May 27, 2008

Building a Cool Place

Abhijit suggests five factors if focused on that will result in a cool place to work. Now let's see how a regular place to work would score in the cool-quotient.

  1. Iconic Top Management - This one is tough. There are only so many firms with charismatic and iconic founders and CEOs. 98% firms would be uncool on this standard for coolness.
  2. Informal Culture. As Abhijit himself says, building an informal culture is tough. And it's tough in certain cultures because traditional authority and power-distances make it difficult for informality to set up as organizational culture. Check how India ranks on the components of Hofstede's model. Is it difficult to understand why we're so माई बाप about everything from customer service to asking for our own money?
  3. Healthy employees: I'm really not sure how many organizations would be called cool on how healthy their employees are. In fact, the trappings of building a healthy workforce (a gym, a pool, tennis courts) are taken much more to be the signs of a 'cool place'. I reckon that 99% of employers would score very low on that.
  4. Technology to support flexi-working: Again most Indian organizations would rank very very low on this.
  5. Careers that Match the Individual's Aspirations: It would be even marginally true if organizations had alternate careers. However again for a large majority of organizations, career development means setting the organizations needs first and then if needed the person's.

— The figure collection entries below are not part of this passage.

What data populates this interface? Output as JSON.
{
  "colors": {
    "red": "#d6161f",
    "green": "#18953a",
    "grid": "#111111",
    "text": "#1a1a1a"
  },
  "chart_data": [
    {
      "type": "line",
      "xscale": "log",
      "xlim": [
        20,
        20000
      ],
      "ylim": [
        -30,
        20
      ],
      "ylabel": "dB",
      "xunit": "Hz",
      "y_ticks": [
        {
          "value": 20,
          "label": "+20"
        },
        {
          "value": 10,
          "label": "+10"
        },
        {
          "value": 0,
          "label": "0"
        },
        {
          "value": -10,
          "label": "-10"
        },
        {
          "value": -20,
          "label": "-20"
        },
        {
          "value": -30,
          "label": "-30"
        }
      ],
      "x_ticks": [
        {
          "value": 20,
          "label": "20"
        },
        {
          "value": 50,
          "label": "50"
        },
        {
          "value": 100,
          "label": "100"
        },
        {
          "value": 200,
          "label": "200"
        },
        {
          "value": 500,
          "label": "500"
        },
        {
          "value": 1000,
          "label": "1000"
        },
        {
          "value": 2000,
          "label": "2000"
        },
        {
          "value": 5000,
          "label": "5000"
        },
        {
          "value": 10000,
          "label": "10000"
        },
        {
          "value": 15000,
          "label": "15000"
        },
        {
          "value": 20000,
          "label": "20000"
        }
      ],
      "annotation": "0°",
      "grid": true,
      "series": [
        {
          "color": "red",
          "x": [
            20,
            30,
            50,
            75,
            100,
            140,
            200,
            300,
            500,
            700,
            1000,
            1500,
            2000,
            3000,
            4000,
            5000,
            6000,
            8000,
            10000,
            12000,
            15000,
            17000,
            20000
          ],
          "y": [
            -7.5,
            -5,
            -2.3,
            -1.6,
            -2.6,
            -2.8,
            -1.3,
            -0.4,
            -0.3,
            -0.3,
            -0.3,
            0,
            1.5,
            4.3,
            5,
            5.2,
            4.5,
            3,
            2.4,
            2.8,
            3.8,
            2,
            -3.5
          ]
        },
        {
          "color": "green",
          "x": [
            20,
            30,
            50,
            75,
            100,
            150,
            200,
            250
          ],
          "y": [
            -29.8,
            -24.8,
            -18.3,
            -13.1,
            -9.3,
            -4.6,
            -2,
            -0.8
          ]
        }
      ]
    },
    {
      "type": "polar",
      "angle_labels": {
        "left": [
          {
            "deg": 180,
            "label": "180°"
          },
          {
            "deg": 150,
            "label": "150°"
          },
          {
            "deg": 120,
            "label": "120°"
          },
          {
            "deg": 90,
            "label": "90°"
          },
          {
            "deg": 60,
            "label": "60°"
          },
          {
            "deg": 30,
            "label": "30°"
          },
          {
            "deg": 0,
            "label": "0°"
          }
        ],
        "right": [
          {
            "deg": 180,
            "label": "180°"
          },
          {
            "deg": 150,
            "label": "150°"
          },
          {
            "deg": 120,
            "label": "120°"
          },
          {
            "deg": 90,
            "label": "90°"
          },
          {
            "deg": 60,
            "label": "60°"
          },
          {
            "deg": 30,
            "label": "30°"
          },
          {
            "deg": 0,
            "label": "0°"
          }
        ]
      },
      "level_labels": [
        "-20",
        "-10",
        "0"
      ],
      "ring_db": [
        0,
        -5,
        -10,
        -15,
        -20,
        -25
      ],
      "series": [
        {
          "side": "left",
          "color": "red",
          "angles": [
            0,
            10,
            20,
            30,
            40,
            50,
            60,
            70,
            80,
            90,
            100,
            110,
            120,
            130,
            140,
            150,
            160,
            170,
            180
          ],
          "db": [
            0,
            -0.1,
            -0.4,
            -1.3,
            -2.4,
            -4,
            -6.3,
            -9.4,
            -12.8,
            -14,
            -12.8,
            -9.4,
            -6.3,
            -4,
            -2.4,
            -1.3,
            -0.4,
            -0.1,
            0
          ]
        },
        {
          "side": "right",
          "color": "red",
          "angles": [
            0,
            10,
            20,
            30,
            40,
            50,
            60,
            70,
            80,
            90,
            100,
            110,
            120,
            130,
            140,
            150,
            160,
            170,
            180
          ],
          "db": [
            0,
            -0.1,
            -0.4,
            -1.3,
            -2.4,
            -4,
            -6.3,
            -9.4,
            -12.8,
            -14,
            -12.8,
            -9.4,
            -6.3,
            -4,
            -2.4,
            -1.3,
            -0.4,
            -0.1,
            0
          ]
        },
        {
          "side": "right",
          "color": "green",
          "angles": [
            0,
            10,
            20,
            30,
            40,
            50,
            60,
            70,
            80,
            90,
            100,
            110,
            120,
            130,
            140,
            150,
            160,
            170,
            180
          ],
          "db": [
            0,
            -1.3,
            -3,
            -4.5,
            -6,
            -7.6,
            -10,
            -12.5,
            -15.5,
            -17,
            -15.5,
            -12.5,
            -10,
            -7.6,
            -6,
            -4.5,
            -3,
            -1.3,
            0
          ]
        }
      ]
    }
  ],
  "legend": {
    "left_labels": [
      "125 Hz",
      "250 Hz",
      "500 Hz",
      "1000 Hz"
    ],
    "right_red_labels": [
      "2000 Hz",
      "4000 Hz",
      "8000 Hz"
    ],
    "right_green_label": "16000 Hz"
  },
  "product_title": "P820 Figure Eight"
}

So how cool is your organization?

What would be the factors that would say to you that your company is cool?

1 comment:

  1. I think the last one is very critical. Giving people ownership over their work is giving them a piece of ownership in the company's success. That means if someone is more interested in graphic design than packing widgets for shipping, the quickest way to build rapport is through (the company) following your employee's dreams.